Tout ce qu’il fut et enseigna se résume en un mot : mon frère ou ma sœur, car je suis sûr que le genre (masculin, féminin et toutes ses variantes et gammes, n’en déplaise à nos évêques) n’était pour lui ni exclusif ni excluant. Il appelait toutes les personnes, toutes les créatures ses sœurs. Il les sentait comme ses sœurs et les faisait vivre en tant que telles. Il faut être très humble pour être si fraternel, si humain, et mettre du pardon là où il y a de l’offense, de l’amour là où il y a de la haine, de la vraie joie là où il y a de la tristesse. Il faut être pauvre de soi et croire en soi-même pour y parvenir.

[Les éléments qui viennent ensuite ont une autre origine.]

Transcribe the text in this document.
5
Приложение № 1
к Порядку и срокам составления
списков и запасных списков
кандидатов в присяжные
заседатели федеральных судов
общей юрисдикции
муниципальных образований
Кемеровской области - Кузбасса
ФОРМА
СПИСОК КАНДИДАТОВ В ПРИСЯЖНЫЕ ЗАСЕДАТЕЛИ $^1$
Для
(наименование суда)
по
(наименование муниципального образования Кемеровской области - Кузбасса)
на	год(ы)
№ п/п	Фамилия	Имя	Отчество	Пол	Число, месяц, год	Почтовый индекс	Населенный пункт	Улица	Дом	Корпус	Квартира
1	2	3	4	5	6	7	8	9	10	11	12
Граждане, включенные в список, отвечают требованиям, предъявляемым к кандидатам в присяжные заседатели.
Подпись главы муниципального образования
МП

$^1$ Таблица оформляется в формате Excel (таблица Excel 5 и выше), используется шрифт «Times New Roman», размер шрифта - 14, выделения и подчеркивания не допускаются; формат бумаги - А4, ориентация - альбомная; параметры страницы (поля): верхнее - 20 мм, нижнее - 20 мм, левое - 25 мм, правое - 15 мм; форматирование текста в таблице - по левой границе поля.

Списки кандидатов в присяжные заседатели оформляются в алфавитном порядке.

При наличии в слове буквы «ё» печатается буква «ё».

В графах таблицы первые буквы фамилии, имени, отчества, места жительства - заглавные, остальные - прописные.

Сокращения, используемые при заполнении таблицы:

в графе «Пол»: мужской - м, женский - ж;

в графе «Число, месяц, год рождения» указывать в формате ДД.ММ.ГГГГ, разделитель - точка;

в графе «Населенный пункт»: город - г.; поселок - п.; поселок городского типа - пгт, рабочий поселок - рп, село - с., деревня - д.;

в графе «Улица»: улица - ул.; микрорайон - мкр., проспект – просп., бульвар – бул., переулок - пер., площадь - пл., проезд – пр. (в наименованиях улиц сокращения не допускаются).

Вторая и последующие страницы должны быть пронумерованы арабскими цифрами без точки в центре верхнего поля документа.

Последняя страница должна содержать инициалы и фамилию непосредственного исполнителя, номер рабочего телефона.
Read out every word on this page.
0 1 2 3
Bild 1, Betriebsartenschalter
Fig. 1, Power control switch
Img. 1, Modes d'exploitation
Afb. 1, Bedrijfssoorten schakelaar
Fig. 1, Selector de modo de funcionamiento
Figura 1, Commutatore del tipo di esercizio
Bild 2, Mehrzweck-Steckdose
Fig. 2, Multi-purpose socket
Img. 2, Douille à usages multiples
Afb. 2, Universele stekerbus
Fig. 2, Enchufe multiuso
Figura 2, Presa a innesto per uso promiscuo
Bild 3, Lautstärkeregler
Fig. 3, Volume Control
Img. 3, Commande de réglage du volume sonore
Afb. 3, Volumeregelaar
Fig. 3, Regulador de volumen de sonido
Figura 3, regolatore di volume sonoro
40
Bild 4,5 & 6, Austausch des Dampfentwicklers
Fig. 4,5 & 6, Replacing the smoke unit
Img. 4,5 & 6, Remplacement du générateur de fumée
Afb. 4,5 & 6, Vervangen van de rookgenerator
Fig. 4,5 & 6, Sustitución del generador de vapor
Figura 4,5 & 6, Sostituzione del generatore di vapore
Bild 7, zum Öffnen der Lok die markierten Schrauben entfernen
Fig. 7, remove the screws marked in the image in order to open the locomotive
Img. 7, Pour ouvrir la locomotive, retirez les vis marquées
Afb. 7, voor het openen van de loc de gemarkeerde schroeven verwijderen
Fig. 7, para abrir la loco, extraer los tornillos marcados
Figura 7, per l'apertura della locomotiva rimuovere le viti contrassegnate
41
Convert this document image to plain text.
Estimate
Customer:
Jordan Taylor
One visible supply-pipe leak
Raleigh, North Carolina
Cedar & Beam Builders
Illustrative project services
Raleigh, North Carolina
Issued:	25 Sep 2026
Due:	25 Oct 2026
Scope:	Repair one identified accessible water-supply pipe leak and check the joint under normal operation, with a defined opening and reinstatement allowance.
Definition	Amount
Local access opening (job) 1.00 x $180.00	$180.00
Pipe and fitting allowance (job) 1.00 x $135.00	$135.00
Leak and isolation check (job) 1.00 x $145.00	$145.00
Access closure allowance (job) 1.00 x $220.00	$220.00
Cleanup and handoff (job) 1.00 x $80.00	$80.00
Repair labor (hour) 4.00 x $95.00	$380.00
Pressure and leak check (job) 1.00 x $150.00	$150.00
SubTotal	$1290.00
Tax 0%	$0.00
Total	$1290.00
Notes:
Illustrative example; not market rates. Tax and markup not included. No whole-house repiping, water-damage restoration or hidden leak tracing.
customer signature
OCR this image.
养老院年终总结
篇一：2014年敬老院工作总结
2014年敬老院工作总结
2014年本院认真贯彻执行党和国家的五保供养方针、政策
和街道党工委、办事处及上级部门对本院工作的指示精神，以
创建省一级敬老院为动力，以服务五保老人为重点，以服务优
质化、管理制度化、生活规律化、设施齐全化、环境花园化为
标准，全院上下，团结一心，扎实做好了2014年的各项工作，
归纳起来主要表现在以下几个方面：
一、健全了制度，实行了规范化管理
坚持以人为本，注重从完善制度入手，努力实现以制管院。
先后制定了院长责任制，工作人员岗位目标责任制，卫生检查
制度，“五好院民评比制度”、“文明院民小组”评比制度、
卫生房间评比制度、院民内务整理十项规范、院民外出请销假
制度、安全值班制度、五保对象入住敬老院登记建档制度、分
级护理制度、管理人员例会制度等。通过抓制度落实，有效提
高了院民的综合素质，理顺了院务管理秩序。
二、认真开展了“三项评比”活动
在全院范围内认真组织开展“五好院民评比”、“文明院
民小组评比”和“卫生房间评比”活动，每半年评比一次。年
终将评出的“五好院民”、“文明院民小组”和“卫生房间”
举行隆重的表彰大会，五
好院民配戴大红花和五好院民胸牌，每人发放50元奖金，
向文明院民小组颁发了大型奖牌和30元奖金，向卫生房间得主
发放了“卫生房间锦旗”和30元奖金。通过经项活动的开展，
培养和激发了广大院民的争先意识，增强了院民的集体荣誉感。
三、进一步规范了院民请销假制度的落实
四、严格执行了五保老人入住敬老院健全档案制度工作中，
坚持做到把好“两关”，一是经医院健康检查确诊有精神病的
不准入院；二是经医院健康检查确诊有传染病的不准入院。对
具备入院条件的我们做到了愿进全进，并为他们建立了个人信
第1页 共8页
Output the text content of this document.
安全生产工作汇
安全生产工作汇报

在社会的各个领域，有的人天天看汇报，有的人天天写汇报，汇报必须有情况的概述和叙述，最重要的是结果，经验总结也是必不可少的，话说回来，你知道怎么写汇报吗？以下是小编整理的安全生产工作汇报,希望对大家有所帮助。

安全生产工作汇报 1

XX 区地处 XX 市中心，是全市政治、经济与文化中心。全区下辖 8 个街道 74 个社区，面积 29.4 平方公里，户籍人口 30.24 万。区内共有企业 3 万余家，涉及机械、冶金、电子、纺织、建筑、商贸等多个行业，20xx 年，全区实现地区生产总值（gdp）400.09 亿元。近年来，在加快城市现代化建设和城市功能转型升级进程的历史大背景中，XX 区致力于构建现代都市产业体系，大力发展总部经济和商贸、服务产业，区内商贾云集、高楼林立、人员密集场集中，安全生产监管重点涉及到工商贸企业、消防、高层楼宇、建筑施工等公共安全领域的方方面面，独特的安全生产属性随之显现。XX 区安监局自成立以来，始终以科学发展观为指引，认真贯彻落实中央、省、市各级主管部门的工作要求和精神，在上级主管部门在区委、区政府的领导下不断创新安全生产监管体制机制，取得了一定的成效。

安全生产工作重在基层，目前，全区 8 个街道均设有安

François s’y employa. Tous ses rêves de jeune médiéval aspirant à la grandeur, la richesse et le pouvoir se dissipèrent peu à peu, au fur et à mesure où il contemplait les yeux et le corps dénudé de Jésus, à la fois crucifié et lumineux, dans la pénombre de la chapelle de saint Damien, aux alentours d’Assise. Et quand il regardait les visages et les corps couverts d’ulcères des lépreux, les plus humiliés de la société de cette époque, « au début – écrit-il dans son testament – il m’était très amer de les voir, mais j’eus pitié d’eux, et cette amertume se changea en douceur de l’âme et du corps. » Le regard et le goût se transformèrent peu à peu. Jésus les conduisit aux lépreux et les lépreux le menèrent à Jésus. C’est ainsi qu’il se retrouva lui-même. Et libre de lui-même, il put devenir frère de tous.

Cela arriva il y a 800 ans. À une époque cruciale de changements dans l’histoire de l’Europe, quand la société féodale des seigneurs et des vassaux prenait fin, au moment où villes et bourgs faisaient leur apparition, et les marchands bourgeois commençaient à s’imposer comme la nouvelle classe de seigneurs, c’est alors que François se rangea du côté des plus petits et des soumis. Il rompit avec son père marchand et choisit d’appartenir à la classe des mineurs, de vivre avec eux et comme eux. Il appelait frère même le voleur et l’assassin, tellement il était convaincu que la violence des pauvres est principalement due à la violence institutionnelle qu’ils subissent, et que seule la révolution de la fraternité et de la tendresse pourrait vaincre la violence des uns et des autres. C’est précisément ce dont nous parle la petite fleur dans l’épisode où François dompte « frère loup » qui tuait, simplement, parce que personne ne lui donnait à manger.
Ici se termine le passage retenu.